INSERT INTO dim_product (product_id, product_name, cost_price, category_id)
  VALUES
    (1, 'Diamond Ring', 1000.00, 1),
    (2, 'Gold Necklace', 800.00, 1),
    (3, 'Silver Bracelet', 150.00, 1),
    (4, 'Leather Boots', 210.00, 2),
    (5, 'Sports Shoes', 130.00, 2),
    (6, 'High Heels', 80.00, 2),
    (7, 'T-Shirt', 25.00, 3),
    (8, 'Jeans', 50.00, 3),
    (9, 'Dress', 90.00, 3),
    (10, 'Shampoo', 10.00, 4),
    (11, 'Soap', 5.00, 4),
    (12, 'Moisturizer', 15.00, 4),
    (13, 'Gold Earrings', 220.00, 1),
    (14, 'Titanium Bracelet', 120.00, 1),
    (15, 'Hiking Boots', 140.00, 2),
    (16, 'Sandals', 40.00, 2),
    (17, 'Trousers', 70.00, 3),
    (18, 'Skirt', 40.00, 3),
    (19, 'Sunscreen', 20.00, 4),
    (20, 'Hand Lotion', 10.00, 4);

Note that the profit_margin is represented as a decimal value relative to the cost_price. For instance, consider a Diamond Ring with a cost_price of $1000 and a profit_margin of 0.25 (Diamon Ring belongs to the Jewelry category). This means that the profit is calculated as 0.25 times the cost_price, resulting in $250. And the selling price of the Diamond Ring is determined by adding the cost_price and profit together, which is $1250 in this case.
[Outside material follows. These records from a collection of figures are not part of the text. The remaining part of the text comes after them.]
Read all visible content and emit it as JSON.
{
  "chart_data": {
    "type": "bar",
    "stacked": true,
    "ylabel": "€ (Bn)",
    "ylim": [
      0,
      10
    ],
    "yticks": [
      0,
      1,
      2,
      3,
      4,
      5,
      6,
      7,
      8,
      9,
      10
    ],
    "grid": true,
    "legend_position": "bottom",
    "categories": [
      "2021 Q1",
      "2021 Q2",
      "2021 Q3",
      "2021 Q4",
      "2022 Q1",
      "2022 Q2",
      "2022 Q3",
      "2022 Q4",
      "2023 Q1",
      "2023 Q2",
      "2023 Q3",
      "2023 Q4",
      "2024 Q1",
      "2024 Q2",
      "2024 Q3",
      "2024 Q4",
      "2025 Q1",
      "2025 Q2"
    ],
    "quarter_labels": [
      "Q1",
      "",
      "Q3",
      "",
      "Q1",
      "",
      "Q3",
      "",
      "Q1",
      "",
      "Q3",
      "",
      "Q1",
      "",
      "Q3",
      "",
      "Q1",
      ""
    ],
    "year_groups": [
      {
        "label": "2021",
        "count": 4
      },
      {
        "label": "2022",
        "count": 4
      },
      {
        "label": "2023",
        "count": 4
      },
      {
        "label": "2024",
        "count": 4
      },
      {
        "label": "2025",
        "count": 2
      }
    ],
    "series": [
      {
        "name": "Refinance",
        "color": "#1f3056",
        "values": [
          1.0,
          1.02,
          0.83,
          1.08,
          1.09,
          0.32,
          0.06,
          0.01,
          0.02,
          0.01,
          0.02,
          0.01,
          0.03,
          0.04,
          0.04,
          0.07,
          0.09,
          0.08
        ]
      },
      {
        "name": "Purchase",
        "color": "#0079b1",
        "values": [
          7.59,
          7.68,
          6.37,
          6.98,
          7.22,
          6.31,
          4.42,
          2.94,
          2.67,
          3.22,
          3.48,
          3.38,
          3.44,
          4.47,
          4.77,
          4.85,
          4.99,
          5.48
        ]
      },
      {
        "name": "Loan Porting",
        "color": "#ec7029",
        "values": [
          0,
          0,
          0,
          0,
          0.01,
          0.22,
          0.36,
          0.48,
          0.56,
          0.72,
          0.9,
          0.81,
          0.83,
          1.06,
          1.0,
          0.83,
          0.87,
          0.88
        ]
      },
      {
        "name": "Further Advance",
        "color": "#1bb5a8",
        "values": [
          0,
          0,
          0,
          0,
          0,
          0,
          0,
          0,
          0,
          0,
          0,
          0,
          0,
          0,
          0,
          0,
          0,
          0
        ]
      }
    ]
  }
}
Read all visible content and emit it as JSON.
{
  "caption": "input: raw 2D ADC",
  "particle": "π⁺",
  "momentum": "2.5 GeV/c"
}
Now you can optionally stop the Docker containers for all services by executing the following command:

docker compose stop

If you wish to restart the Docker containers at a later time, you can use the following command:

docker compose up -d

Conclusion

In this article, we have demonstrated how to implement an OLTP database using Cassandra and an OLAP database using MySQL. By combining the capabilities of both the OLTP and OLAP databases, we can support transactional operations while enabling powerful analytical capabilities for decision-making purposes. In the next article (part 3), we will implement a data pipeline that facilitates the ingestion of real-time transactional data. We’ll leverage the capabilities of Kafka and Spark Streaming to seamlessly load this raw data into our OLTP database while simultaneously aggregating and populating the OLAP database.